Sybr Green primer notes

The most common qPCR reactions incorporate SYBR Green dye into PCR products. Careful primer design is critical. If primer dimers or other non-specific PCR products form, they will incorporate SYBR Green dye. This may lead to inaccurate quantification, especially when detecting sequences of low abundance. Some important guidelines for designing primers for qPCR experiments follow:

1) Choose primers to give a product (amplicon) of 250-400 bp. SYBR Green dye fluorescence depends on the presence of double-stranded DNA, so products shouldn't be too short. If necessary, primers that generate amplicons as small as 100 bp may also be acceptable. Template regions with obvious secondary structures or long runs of the same nucleotide should be avoided when designing primers. Avoid a 3' terminal T on primers if possible. Thymidine tends to misprime more readily than other bases.

2) Check the Tm. Primers should anneal to DNA template at 60 C. Usually a Tm of 65 oC will be sufficient. This can be checked with the oligo analyzer

3) Check for primer dimers. (The link listed above can be used).

4) If analyzing cDNA, design primers within a region of the genome that is transcribed. Coding sequence can be used, and for some studies, 5' untranslated sequences may be transcribed and can be used for qPCR. For cDNA from eukaryotes, it is also possible to design primers to span exon-exon boundaries. If this approach is used, it is worth noting that these primers may detect some splice variants but not others. For example, the 5' end of the forward primer might be complementary to the end of exon 1, and the 3' end of the forward primer might be complementary to the beginning of exon 2. The goal is to amplify cDNA but not genomic DNA. If this is not possible, the RNA sample should be treated with RNase-free DNAse prior to reverse transcription.

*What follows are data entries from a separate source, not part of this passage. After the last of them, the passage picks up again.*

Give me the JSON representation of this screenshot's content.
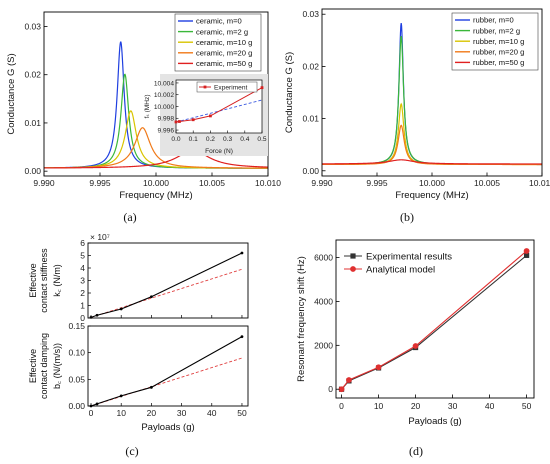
{
  "chart_data": [
    {
      "id": "a",
      "caption": "(a)",
      "type": "line",
      "xlabel": "Frequency (MHz)",
      "ylabel": "Conductance G (S)",
      "xlim": [
        9.99,
        10.01
      ],
      "ylim": [
        -0.001,
        0.033
      ],
      "xticks": [
        "9.990",
        "9.995",
        "10.000",
        "10.005",
        "10.010"
      ],
      "yticks": [
        "0.00",
        "0.01",
        "0.02",
        "0.03"
      ],
      "legend_position": "top-right",
      "series": [
        {
          "name": "ceramic, m=0",
          "color": "#1f3fe0",
          "f0": 9.99685,
          "peak": 0.0268,
          "base": 0.0006,
          "hw": 0.00038
        },
        {
          "name": "ceramic, m=2 g",
          "color": "#3ab73a",
          "f0": 9.99722,
          "peak": 0.0201,
          "base": 0.0006,
          "hw": 0.00042
        },
        {
          "name": "ceramic, m=10 g",
          "color": "#d9c400",
          "f0": 9.99775,
          "peak": 0.0125,
          "base": 0.0006,
          "hw": 0.0006
        },
        {
          "name": "ceramic, m=20 g",
          "color": "#f07a1a",
          "f0": 9.9988,
          "peak": 0.009,
          "base": 0.0006,
          "hw": 0.00085
        },
        {
          "name": "ceramic, m=50 g",
          "color": "#e02020",
          "f0": 10.0033,
          "peak": 0.0043,
          "base": 0.0006,
          "hw": 0.0018
        }
      ],
      "inset": {
        "type": "line",
        "xlabel": "Force (N)",
        "ylabel": "fₛ (MHz)",
        "xlim": [
          0.0,
          0.5
        ],
        "ylim": [
          9.9955,
          10.0045
        ],
        "xticks": [
          "0.0",
          "0.1",
          "0.2",
          "0.3",
          "0.4",
          "0.5"
        ],
        "yticks": [
          "9.996",
          "9.998",
          "10.000",
          "10.002",
          "10.004"
        ],
        "legend": "Experiment",
        "experiment": {
          "x": [
            0.0,
            0.02,
            0.1,
            0.2,
            0.5
          ],
          "y": [
            9.99738,
            9.99745,
            9.99775,
            9.9984,
            10.0032
          ]
        },
        "fit": {
          "x": [
            0.0,
            0.5
          ],
          "y": [
            9.99735,
            10.0011
          ]
        }
      }
    },
    {
      "id": "b",
      "caption": "(b)",
      "type": "line",
      "xlabel": "Frequency (MHz)",
      "ylabel": "Conductance G (S)",
      "xlim": [
        9.99,
        10.01
      ],
      "ylim": [
        -0.001,
        0.031
      ],
      "xticks": [
        "9.990",
        "9.995",
        "10.000",
        "10.005",
        "10.010"
      ],
      "yticks": [
        "0.00",
        "0.01",
        "0.02",
        "0.03"
      ],
      "legend_position": "top-right",
      "series": [
        {
          "name": "rubber, m=0",
          "color": "#1f3fe0",
          "f0": 9.9972,
          "peak": 0.0283,
          "base": 0.0012,
          "hw": 0.00024
        },
        {
          "name": "rubber, m=2 g",
          "color": "#3ab73a",
          "f0": 9.9972,
          "peak": 0.0258,
          "base": 0.0012,
          "hw": 0.00026
        },
        {
          "name": "rubber, m=10 g",
          "color": "#d9c400",
          "f0": 9.9972,
          "peak": 0.0128,
          "base": 0.0012,
          "hw": 0.0003
        },
        {
          "name": "rubber, m=20 g",
          "color": "#f07a1a",
          "f0": 9.9972,
          "peak": 0.0087,
          "base": 0.0012,
          "hw": 0.00034
        },
        {
          "name": "rubber, m=50 g",
          "color": "#e02020",
          "f0": 9.9972,
          "peak": 0.0021,
          "base": 0.0013,
          "hw": 0.0014
        }
      ]
    },
    {
      "id": "c",
      "caption": "(c)",
      "type": "line",
      "xlabel": "Payloads (g)",
      "xlim": [
        -1,
        52
      ],
      "xticks": [
        "0",
        "10",
        "20",
        "30",
        "40",
        "50"
      ],
      "panels": [
        {
          "ylabel_lines": [
            "Effective",
            "contact stiffness",
            "k꜀ (N/m)"
          ],
          "ylim": [
            0,
            6
          ],
          "yticks": [
            "0",
            "1",
            "2",
            "3",
            "4",
            "5",
            "6"
          ],
          "exponent": "× 10⁷",
          "measured": {
            "x": [
              0,
              2,
              10,
              20,
              50
            ],
            "y": [
              0.05,
              0.22,
              0.72,
              1.7,
              5.2
            ]
          },
          "linear": {
            "x": [
              0,
              50
            ],
            "y": [
              0.05,
              3.9
            ]
          }
        },
        {
          "ylabel_lines": [
            "Effective",
            "contact damping",
            "b꜀ (N/(m/s))"
          ],
          "ylim": [
            0,
            0.15
          ],
          "yticks": [
            "0.00",
            "0.05",
            "0.10",
            "0.15"
          ],
          "measured": {
            "x": [
              0,
              2,
              10,
              20,
              50
            ],
            "y": [
              0.0,
              0.004,
              0.019,
              0.035,
              0.13
            ]
          },
          "linear": {
            "x": [
              0,
              50
            ],
            "y": [
              0.0,
              0.09
            ]
          }
        }
      ]
    },
    {
      "id": "d",
      "caption": "(d)",
      "type": "line",
      "xlabel": "Payloads (g)",
      "ylabel": "Resonant frequency shift (Hz)",
      "xlim": [
        -1.5,
        52
      ],
      "ylim": [
        -400,
        6800
      ],
      "xticks": [
        "0",
        "10",
        "20",
        "30",
        "40",
        "50"
      ],
      "yticks": [
        "0",
        "2000",
        "4000",
        "6000"
      ],
      "legend_position": "top-left",
      "series": [
        {
          "name": "Experimental results",
          "color": "#333333",
          "marker": "square",
          "x": [
            0,
            2,
            10,
            20,
            50
          ],
          "y": [
            0,
            380,
            970,
            1900,
            6100
          ]
        },
        {
          "name": "Analytical model",
          "color": "#e03030",
          "marker": "circle",
          "x": [
            0,
            2,
            10,
            20,
            50
          ],
          "y": [
            0,
            420,
            1000,
            1970,
            6300
          ]
        }
      ]
    }
  ]
}
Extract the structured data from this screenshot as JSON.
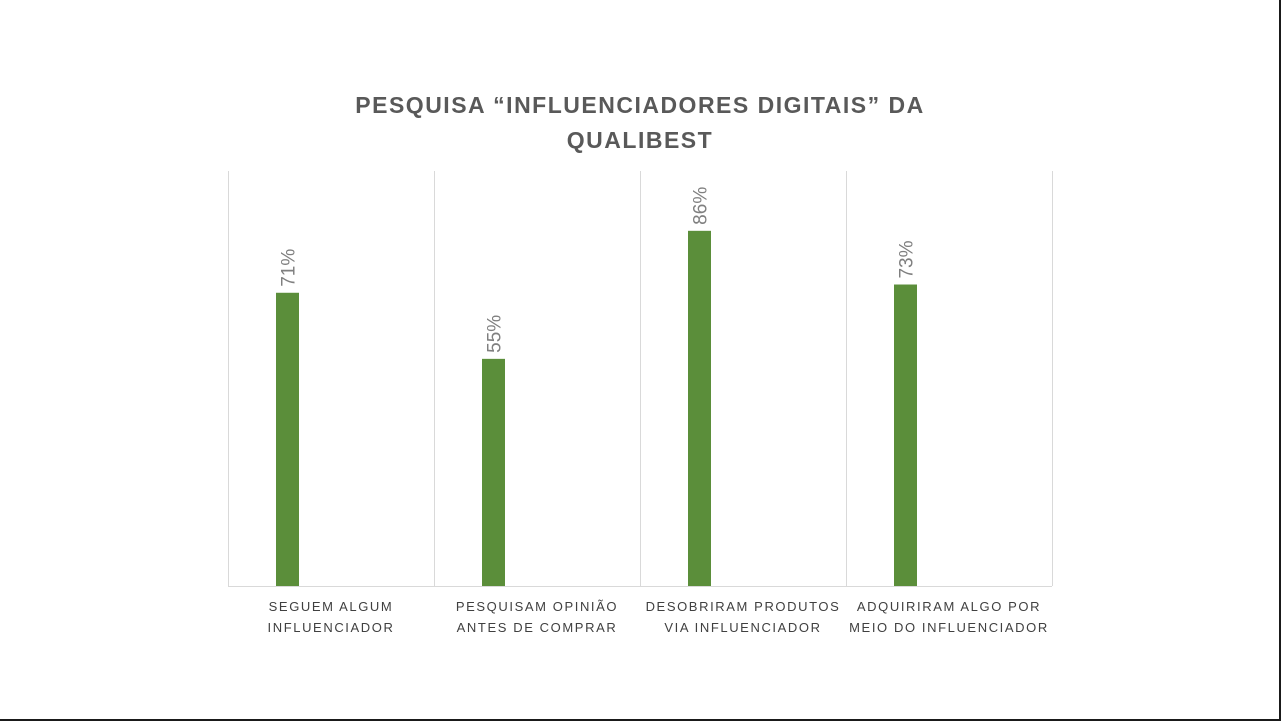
{
  "chart_data": {
    "type": "bar",
    "title": "PESQUISA “INFLUENCIADORES DIGITAIS” DA QUALIBEST",
    "categories": [
      [
        "SEGUEM ALGUM",
        "INFLUENCIADOR"
      ],
      [
        "PESQUISAM OPINIÃO",
        "ANTES DE COMPRAR"
      ],
      [
        "DESOBRIRAM PRODUTOS",
        "VIA INFLUENCIADOR"
      ],
      [
        "ADQUIRIRAM ALGO POR",
        "MEIO DO INFLUENCIADOR"
      ]
    ],
    "values": [
      71,
      55,
      86,
      73
    ],
    "value_labels": [
      "71%",
      "55%",
      "86%",
      "73%"
    ],
    "ylim": [
      0,
      100
    ],
    "grid": "vertical category separators",
    "legend": "none",
    "colors": {
      "bar": "#5b8e3a",
      "gridline": "#d9d9d9",
      "title": "#595959",
      "category_text": "#404040",
      "value_text": "#7f7f7f"
    }
  }
}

5) BLAST your primer sequences. Run a similarity search of primers against whole organism/non-redundant databases to determine if primers might anneal to other (unwanted) targets.

6) Run positive and negative controls with conventional endpoint PCR. The positive control (using a template that has 100% similarity to the two primers) should produce a single product of the expected size after 40 cycles using a 60 oC annealing temperature and a 30 second extension time. The negative (no template) control should not produce any products after 40 cycles using a 60 oC annealing temperature and a 30 second extension time.

7) Run positive and negative controls with qPCR. It is important to establish that cDNA has been synthesized and gives a signal much earlier than DNAsed RNA that has not been subjected to reverse transcription. Small amounts of genomic DNA can lead to results that can't be used.